Appena la richiuse sentì l'aria fredda pizzicarle le guance. Si calmò e accese una sigaretta.
"Ehi, Krista... Cosa ci fai tutta sola?", le chiese una voce nasale, come quella di un ubriaco. Si voltò di scatto. Un uomo era appoggiato al muro e la guardava di traverso, strizzando gli occhi per metterla a fuoco. Non si reggeva nemmeno in piedi.
"Niente, fa proprio freddo...", fece per rientrare.
"No, non è vero. Tu adesso stai un po' qui con me!", urlò lui bloccando la porta. La ragazza rabbrividì.
"Io ho proprio freddo. Se non rientro subito potrei prendere un raffreddore. Come potrei cantare, allora?"
"Non mi importa un fico secco della tua gola. Tu adesso stai qui con me!", l'uomo allungò una mano per afferrarla, ma lei si scostò e si voltò per scappare quando andò a sbattere contro qualcuno. Alzò lo sguardo e riconobbe il ragazzo che l'aveva guardata prima. Si era abituata in fretta ad essere fissata, ma quegli occhi così chiari erano qualcosa di speciale. Ogni volta che incontravano i suoi, il suo stomaco si contorceva e il suo corpo smetteva di risponderle, desiderando soltanto perdersi nella profondità di quei mari. Il ragazzo distolse lo sguardo in fretta e sciolse quell'incantesimo, lasciandole così la libertà di guardarlo meglio. Aveva dei folti capelli neri e la carnagione leggermente scura, in contrasto con gli occhi. I lineamenti del viso erano eleganti ma virili. Strinse la mascella prima di parlare.
"Signorina, vi sta per caso importunando?"
"Io... Ecco... Me ne stavo andando...", farfugliò l'ubriaco procedendo rasente al muro aggrappandosi alle mattonelle scoperte, senza distogliere mai lo sguardo dalla pistola che si intravedeva sotto il cappotto aperto del ragazzo.

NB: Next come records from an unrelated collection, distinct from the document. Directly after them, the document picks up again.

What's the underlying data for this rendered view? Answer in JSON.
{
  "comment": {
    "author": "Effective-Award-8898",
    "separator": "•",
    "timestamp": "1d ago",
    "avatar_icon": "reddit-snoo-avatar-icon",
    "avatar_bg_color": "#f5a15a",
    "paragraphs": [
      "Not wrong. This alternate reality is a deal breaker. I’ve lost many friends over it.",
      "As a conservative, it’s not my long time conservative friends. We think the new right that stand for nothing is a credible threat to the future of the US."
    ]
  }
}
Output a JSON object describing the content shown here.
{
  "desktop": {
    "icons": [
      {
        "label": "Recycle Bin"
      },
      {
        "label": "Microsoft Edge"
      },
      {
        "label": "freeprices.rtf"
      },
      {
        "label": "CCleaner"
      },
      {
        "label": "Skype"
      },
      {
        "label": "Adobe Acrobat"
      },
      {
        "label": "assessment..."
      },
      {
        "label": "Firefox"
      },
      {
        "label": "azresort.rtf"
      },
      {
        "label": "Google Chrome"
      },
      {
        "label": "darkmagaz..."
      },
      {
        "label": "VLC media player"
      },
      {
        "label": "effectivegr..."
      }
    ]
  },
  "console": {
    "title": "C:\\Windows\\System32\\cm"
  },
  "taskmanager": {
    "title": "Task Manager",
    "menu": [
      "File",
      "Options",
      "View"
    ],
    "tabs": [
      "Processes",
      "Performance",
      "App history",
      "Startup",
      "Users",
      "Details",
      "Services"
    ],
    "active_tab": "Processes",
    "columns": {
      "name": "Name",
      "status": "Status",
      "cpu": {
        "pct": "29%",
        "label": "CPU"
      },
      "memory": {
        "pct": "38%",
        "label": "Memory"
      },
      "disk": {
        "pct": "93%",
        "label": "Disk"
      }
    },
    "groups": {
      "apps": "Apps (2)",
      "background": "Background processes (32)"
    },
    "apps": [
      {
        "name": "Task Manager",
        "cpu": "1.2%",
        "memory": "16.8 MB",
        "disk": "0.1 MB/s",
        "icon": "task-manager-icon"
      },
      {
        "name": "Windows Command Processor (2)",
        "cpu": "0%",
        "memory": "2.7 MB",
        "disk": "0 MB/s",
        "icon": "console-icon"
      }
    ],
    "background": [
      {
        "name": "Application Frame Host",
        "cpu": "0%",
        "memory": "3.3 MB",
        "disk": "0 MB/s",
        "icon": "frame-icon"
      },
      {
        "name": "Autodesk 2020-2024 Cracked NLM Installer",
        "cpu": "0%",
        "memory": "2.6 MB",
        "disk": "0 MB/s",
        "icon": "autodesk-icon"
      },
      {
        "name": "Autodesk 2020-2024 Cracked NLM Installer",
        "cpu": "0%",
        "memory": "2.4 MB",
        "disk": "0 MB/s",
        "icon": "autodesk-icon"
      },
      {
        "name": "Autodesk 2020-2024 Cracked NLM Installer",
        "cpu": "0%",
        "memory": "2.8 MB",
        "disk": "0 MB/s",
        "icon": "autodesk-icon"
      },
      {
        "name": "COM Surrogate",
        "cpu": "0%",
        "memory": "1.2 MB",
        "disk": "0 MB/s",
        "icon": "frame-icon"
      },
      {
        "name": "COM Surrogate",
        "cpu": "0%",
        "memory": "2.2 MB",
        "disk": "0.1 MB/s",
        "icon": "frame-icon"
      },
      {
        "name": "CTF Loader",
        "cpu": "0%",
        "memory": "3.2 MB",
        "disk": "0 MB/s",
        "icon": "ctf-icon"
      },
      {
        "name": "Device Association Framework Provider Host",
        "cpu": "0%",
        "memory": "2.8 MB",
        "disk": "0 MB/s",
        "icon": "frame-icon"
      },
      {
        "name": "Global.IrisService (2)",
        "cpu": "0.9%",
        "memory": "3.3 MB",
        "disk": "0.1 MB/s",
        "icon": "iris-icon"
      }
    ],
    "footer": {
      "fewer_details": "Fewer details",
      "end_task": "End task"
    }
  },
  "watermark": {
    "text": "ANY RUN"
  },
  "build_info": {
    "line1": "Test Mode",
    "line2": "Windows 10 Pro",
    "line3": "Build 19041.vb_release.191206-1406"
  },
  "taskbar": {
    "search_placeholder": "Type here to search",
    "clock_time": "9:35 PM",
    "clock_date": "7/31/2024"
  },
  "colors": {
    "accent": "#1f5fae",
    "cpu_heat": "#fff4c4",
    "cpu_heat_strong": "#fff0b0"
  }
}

"Vi ringrazio, mi avete salvata...", sussurrò la ragazza.

"Era mio dovere."

"Posso... Posso chiedervi il vostro nome?"

"Sono il cadetto Theodolf Huber, squadra 21 delle Schutz Staffeln."
"Piacere, io sono Kristina Dietrich ma qui mi conoscono tutti come Krista."
"Avete un nome d'arte?"

"In realtà, preferisco che la maggior parte delle persone che mi ascoltano non conoscano il mio vero nome. Potrebbe essere problematico.", aveva stretto le mani intorno alle braccia per proteggersi dal freddo.

"Volete il mio cappotto, signorina Dietrich?", chiese Theodolf sfilandosi l'indumento.
"No, grazie. Stavo giusto per rientrare. Verrete a sentirmi ancora?", alzò lo sguardo speranzosa.

"Certo, ma la prossima volta spero di essere qui in veste meno ufficiale..."
"Vi aspetterò, cadetto Huber."


Krista si tolse la parrucca bionda e liberò la sua lunga chioma rossa. Appoggiò i vestiti su una sedia e indossò un paio di pantaloni, una maglia sformata e un berretto di lana sotto al quale raccolse i capelli. Infine calzò un paio di stivali e uscì dalla locanda. Scivolò velocemente per i vicoli, con in tasca la paga di quella settimana come ogni lunedì. Entrò in una casetta minuscola, ma pulita e ordinata.
Si pettinò e intrecciò i capelli, si tolse i vestiti e indossò una semplice camicia da notte. Attizzò il fuoco nel camino, che fortunatamente non si era spento e si sistemò accanto al fuoco per qualche minuto.
Quel ragazzo era un cadetto delle SS. Un suo nemico.
"Nonna, guarda un po' cosa fa la tua piccola Dalila invece di sopravvivere. Questa volta mi sto cacciando in un guaio bello grosso."
Si buttò sul letto addormentandosi poco prima che i primi raggi del sole illuminassero Berlino.